There’s nothing overtly blocking in that file—no “Disallow” directives—but after reviewing multiple cases, I’ve noticed that sites with this Cloudflare-generated file often fail to get indexed for weeks.
It’s possible that Google’s crawler treats the legal-style wording as a restrictive or unclear signal. While there’s no definitive proof yet, the correlation between this auto-generated file and indexing delays is strong enough to pay attention to.
The Setting You Need to Check
To see if this setting is affecting your site, log into your Cloudflare dashboard and navigate to:
Security ? Bots ? AI Scrapers and Crawlers.
Look for the option labeled “Disable robots.txt configuration.”
By default, it’s set to “Content signals policy.” That’s the one that causes Cloudflare to generate this robots.txt file automatically.
To stop Cloudflare from creating it, change the setting to “Disable robots.txt configuration.” Then manually upload your own simple robots.txt file like this:
User-agent: * Disallow:
This tells all crawlers that they’re allowed to access and index your site—nothing confusing, no legal jargon, no AI references.
Why It Matters
New sites are already at a disadvantage when it comes to being indexed quickly. Add in any ambiguity from your robots.txt file, and you may be slowing things down further.
Google tends to err on the side of caution with new domains. If there’s any uncertainty about what’s allowed, it may delay crawling entirely. After removing Cloudflare’s auto-generated file and uploading a clean one, I’ve seen some sites begin to appear in Google within days.

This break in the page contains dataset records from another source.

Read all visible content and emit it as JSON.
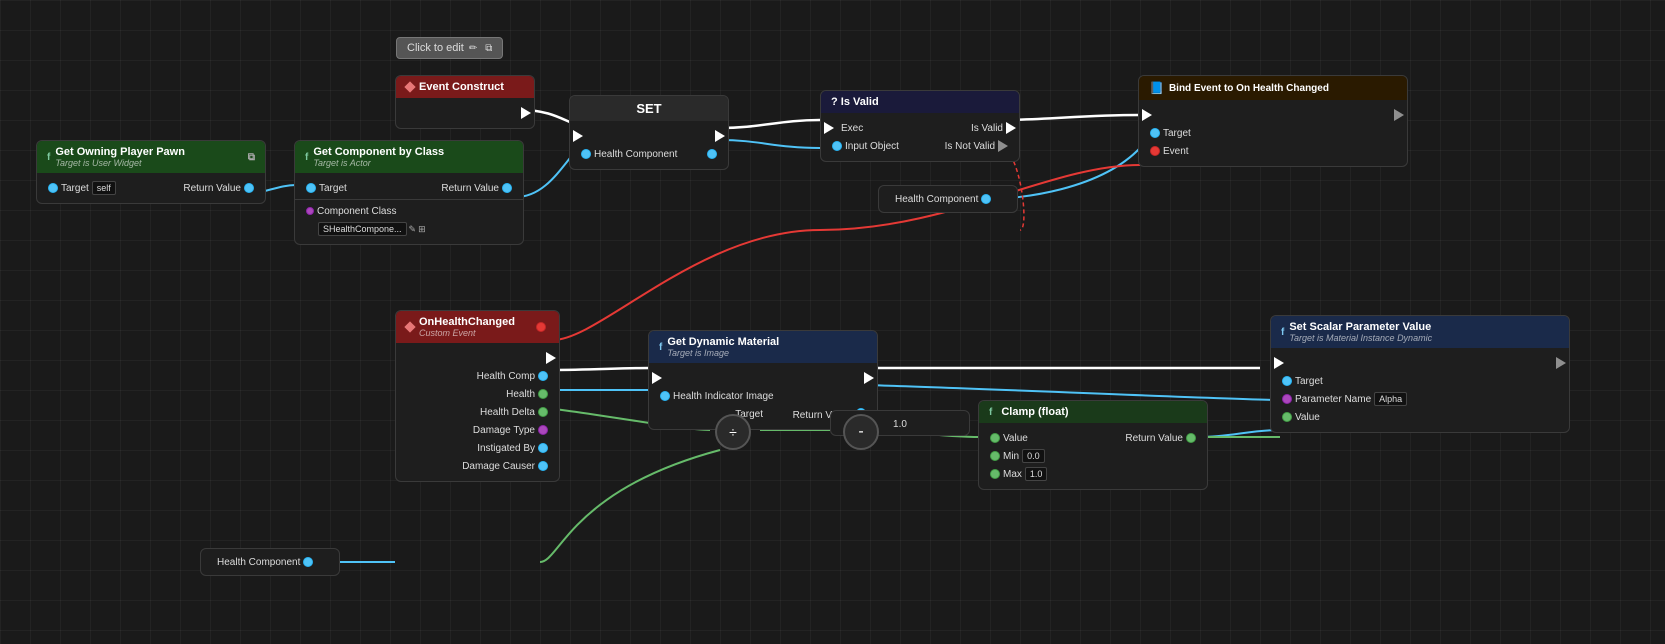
{
  "nodes": {
    "click_to_edit": {
      "label": "Click to edit",
      "icon": "edit"
    },
    "event_construct": {
      "header": "Event Construct",
      "type": "event"
    },
    "get_owning_player_pawn": {
      "header": "Get Owning Player Pawn",
      "subtitle": "Target is User Widget",
      "target_label": "Target",
      "target_value": "self",
      "return_label": "Return Value"
    },
    "get_component_by_class": {
      "header": "Get Component by Class",
      "subtitle": "Target is Actor",
      "target_label": "Target",
      "component_class_label": "Component Class",
      "component_class_value": "SHealthCompone...",
      "return_label": "Return Value"
    },
    "set_node": {
      "header": "SET",
      "health_component_label": "Health Component"
    },
    "is_valid": {
      "header": "? Is Valid",
      "exec_label": "Exec",
      "is_valid_label": "Is Valid",
      "input_object_label": "Input Object",
      "is_not_valid_label": "Is Not Valid"
    },
    "health_component_ref1": {
      "label": "Health Component"
    },
    "bind_event": {
      "header": "Bind Event to On Health Changed",
      "target_label": "Target",
      "event_label": "Event"
    },
    "on_health_changed": {
      "header": "OnHealthChanged",
      "subtitle": "Custom Event",
      "health_comp_label": "Health Comp",
      "health_label": "Health",
      "health_delta_label": "Health Delta",
      "damage_type_label": "Damage Type",
      "instigated_by_label": "Instigated By",
      "damage_causer_label": "Damage Causer"
    },
    "health_component_ref2": {
      "label": "Health Component"
    },
    "get_dynamic_material": {
      "header": "Get Dynamic Material",
      "subtitle": "Target is Image",
      "health_indicator_label": "Health Indicator Image",
      "target_label": "Target",
      "return_label": "Return Value"
    },
    "clamp_float": {
      "header": "Clamp (float)",
      "value_label": "Value",
      "min_label": "Min",
      "min_value": "0.0",
      "max_label": "Max",
      "max_value": "1.0",
      "return_label": "Return Value"
    },
    "set_scalar_param": {
      "header": "Set Scalar Parameter Value",
      "subtitle": "Target is Material Instance Dynamic",
      "target_label": "Target",
      "parameter_name_label": "Parameter Name",
      "parameter_name_value": "Alpha",
      "value_label": "Value"
    },
    "divide_op": {
      "symbol": "÷"
    },
    "minus_op": {
      "symbol": "-"
    },
    "const_1": {
      "value": "1.0"
    }
  }
}
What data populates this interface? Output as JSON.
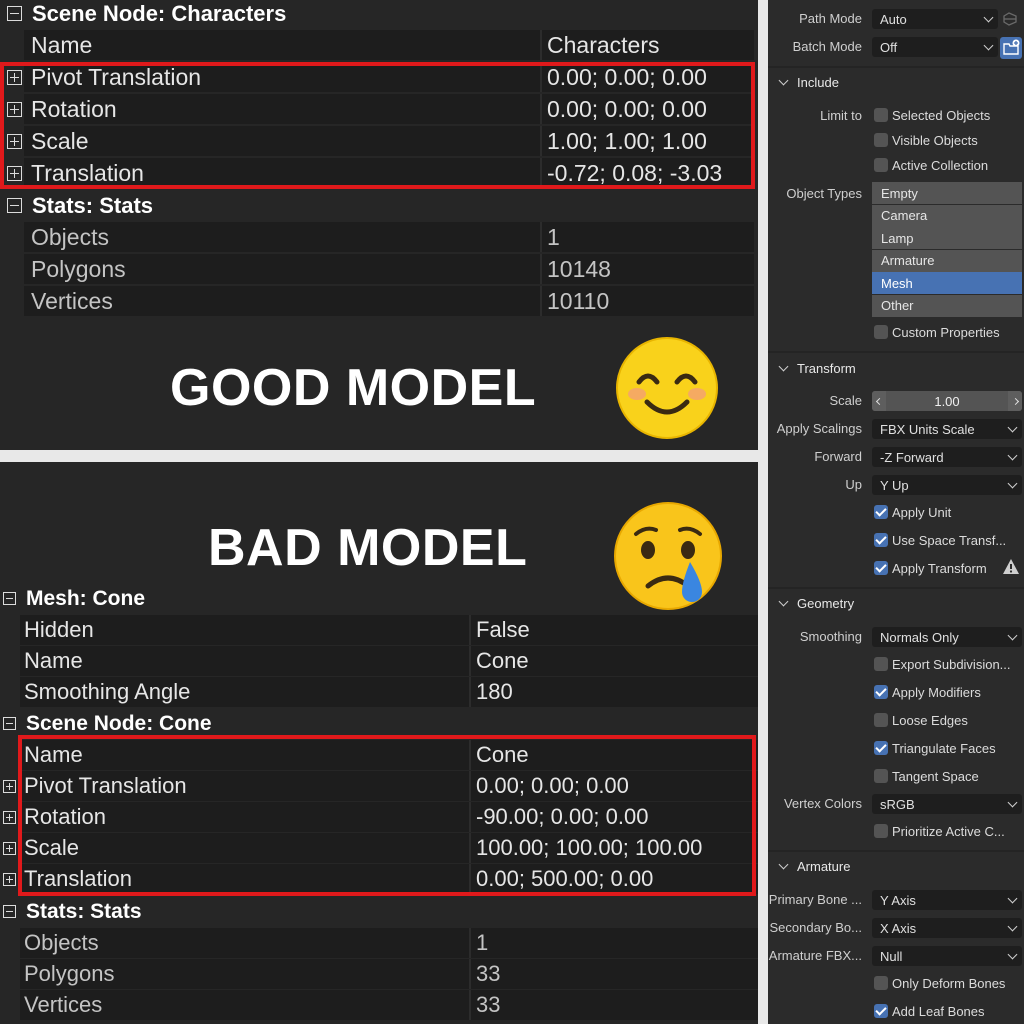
{
  "good_panel": {
    "scene_header": "Scene Node: Characters",
    "column_headers": {
      "name": "Name",
      "value": "Characters"
    },
    "transform_rows": [
      {
        "name": "Pivot Translation",
        "value": "0.00; 0.00; 0.00"
      },
      {
        "name": "Rotation",
        "value": "0.00; 0.00; 0.00"
      },
      {
        "name": "Scale",
        "value": "1.00; 1.00; 1.00"
      },
      {
        "name": "Translation",
        "value": "-0.72; 0.08; -3.03"
      }
    ],
    "stats_header": "Stats: Stats",
    "stats_rows": [
      {
        "name": "Objects",
        "value": "1"
      },
      {
        "name": "Polygons",
        "value": "10148"
      },
      {
        "name": "Vertices",
        "value": "10110"
      }
    ],
    "label": "GOOD MODEL",
    "emoji": "smiling-face-icon"
  },
  "bad_panel": {
    "label": "BAD MODEL",
    "emoji": "crying-face-icon",
    "mesh_header": "Mesh: Cone",
    "mesh_rows": [
      {
        "name": "Hidden",
        "value": "False"
      },
      {
        "name": "Name",
        "value": "Cone"
      },
      {
        "name": "Smoothing Angle",
        "value": "180"
      }
    ],
    "scene_header": "Scene Node: Cone",
    "scene_rows": [
      {
        "name": "Name",
        "value": "Cone"
      },
      {
        "name": "Pivot Translation",
        "value": "0.00; 0.00; 0.00"
      },
      {
        "name": "Rotation",
        "value": "-90.00; 0.00; 0.00"
      },
      {
        "name": "Scale",
        "value": "100.00; 100.00; 100.00"
      },
      {
        "name": "Translation",
        "value": "0.00; 500.00; 0.00"
      }
    ],
    "stats_header": "Stats: Stats",
    "stats_rows": [
      {
        "name": "Objects",
        "value": "1"
      },
      {
        "name": "Polygons",
        "value": "33"
      },
      {
        "name": "Vertices",
        "value": "33"
      }
    ]
  },
  "export_panel": {
    "path_mode": {
      "label": "Path Mode",
      "value": "Auto"
    },
    "batch_mode": {
      "label": "Batch Mode",
      "value": "Off"
    },
    "include": {
      "title": "Include",
      "limit_to_label": "Limit to",
      "limit_options": [
        {
          "label": "Selected Objects",
          "checked": false
        },
        {
          "label": "Visible Objects",
          "checked": false
        },
        {
          "label": "Active Collection",
          "checked": false
        }
      ],
      "object_types_label": "Object Types",
      "object_types": [
        {
          "label": "Empty",
          "selected": false
        },
        {
          "label": "Camera",
          "selected": false
        },
        {
          "label": "Lamp",
          "selected": false
        },
        {
          "label": "Armature",
          "selected": false
        },
        {
          "label": "Mesh",
          "selected": true
        },
        {
          "label": "Other",
          "selected": false
        }
      ],
      "custom_properties": {
        "label": "Custom Properties",
        "checked": false
      }
    },
    "transform": {
      "title": "Transform",
      "scale": {
        "label": "Scale",
        "value": "1.00"
      },
      "apply_scalings": {
        "label": "Apply Scalings",
        "value": "FBX Units Scale"
      },
      "forward": {
        "label": "Forward",
        "value": "-Z Forward"
      },
      "up": {
        "label": "Up",
        "value": "Y Up"
      },
      "apply_unit": {
        "label": "Apply Unit",
        "checked": true
      },
      "use_space_transform": {
        "label": "Use Space Transf...",
        "checked": true
      },
      "apply_transform": {
        "label": "Apply Transform",
        "checked": true
      }
    },
    "geometry": {
      "title": "Geometry",
      "smoothing": {
        "label": "Smoothing",
        "value": "Normals Only"
      },
      "export_subdivision": {
        "label": "Export Subdivision...",
        "checked": false
      },
      "apply_modifiers": {
        "label": "Apply Modifiers",
        "checked": true
      },
      "loose_edges": {
        "label": "Loose Edges",
        "checked": false
      },
      "triangulate_faces": {
        "label": "Triangulate Faces",
        "checked": true
      },
      "tangent_space": {
        "label": "Tangent Space",
        "checked": false
      },
      "vertex_colors": {
        "label": "Vertex Colors",
        "value": "sRGB"
      },
      "prioritize_active": {
        "label": "Prioritize Active C...",
        "checked": false
      }
    },
    "armature": {
      "title": "Armature",
      "primary_bone": {
        "label": "Primary Bone ...",
        "value": "Y Axis"
      },
      "secondary_bone": {
        "label": "Secondary Bo...",
        "value": "X Axis"
      },
      "armature_fbx": {
        "label": "Armature FBX...",
        "value": "Null"
      },
      "only_deform_bones": {
        "label": "Only Deform Bones",
        "checked": false
      },
      "add_leaf_bones": {
        "label": "Add Leaf Bones",
        "checked": true
      }
    }
  },
  "colors": {
    "highlight": "#e0191b",
    "accent": "#4772b3",
    "panel_bg": "#262626",
    "cell_bg": "#1d1d1d"
  }
}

When to Consider Blocking AI Crawlers
There are valid reasons to restrict AI crawlers—if your content is private, proprietary, or resource-heavy to serve. But for most sites, blocking AI bots isn’t necessary.
In fact, allowing your content to be seen by AI systems like ChatGPT or Perplexity can increase your visibility in AI-assisted search and conversational contexts. Unless those crawlers are significantly eating into your bandwidth or slowing your site, there’s little downside to allowing them.
To be clear, I’m not saying Cloudflare is intentionally blocking Google or other search engines. It could just be an odd coincidence. But I’ve now seen enough examples to treat this setting as worth checking—especially if your new site isn’t showing up in Google after several weeks.
I’ll be watching a batch of sites where I’ve disabled Cloudflare’s auto-generated robots.txt files to see if their indexing improves. If they start appearing in Google’s index soon, that’ll tell us a lot.
For now, the takeaway is simple: if you’re using Cloudflare and not getting indexed, check this setting. Sometimes, what seems like an SEO problem turns out to be a small technical detail hiding in your CDN.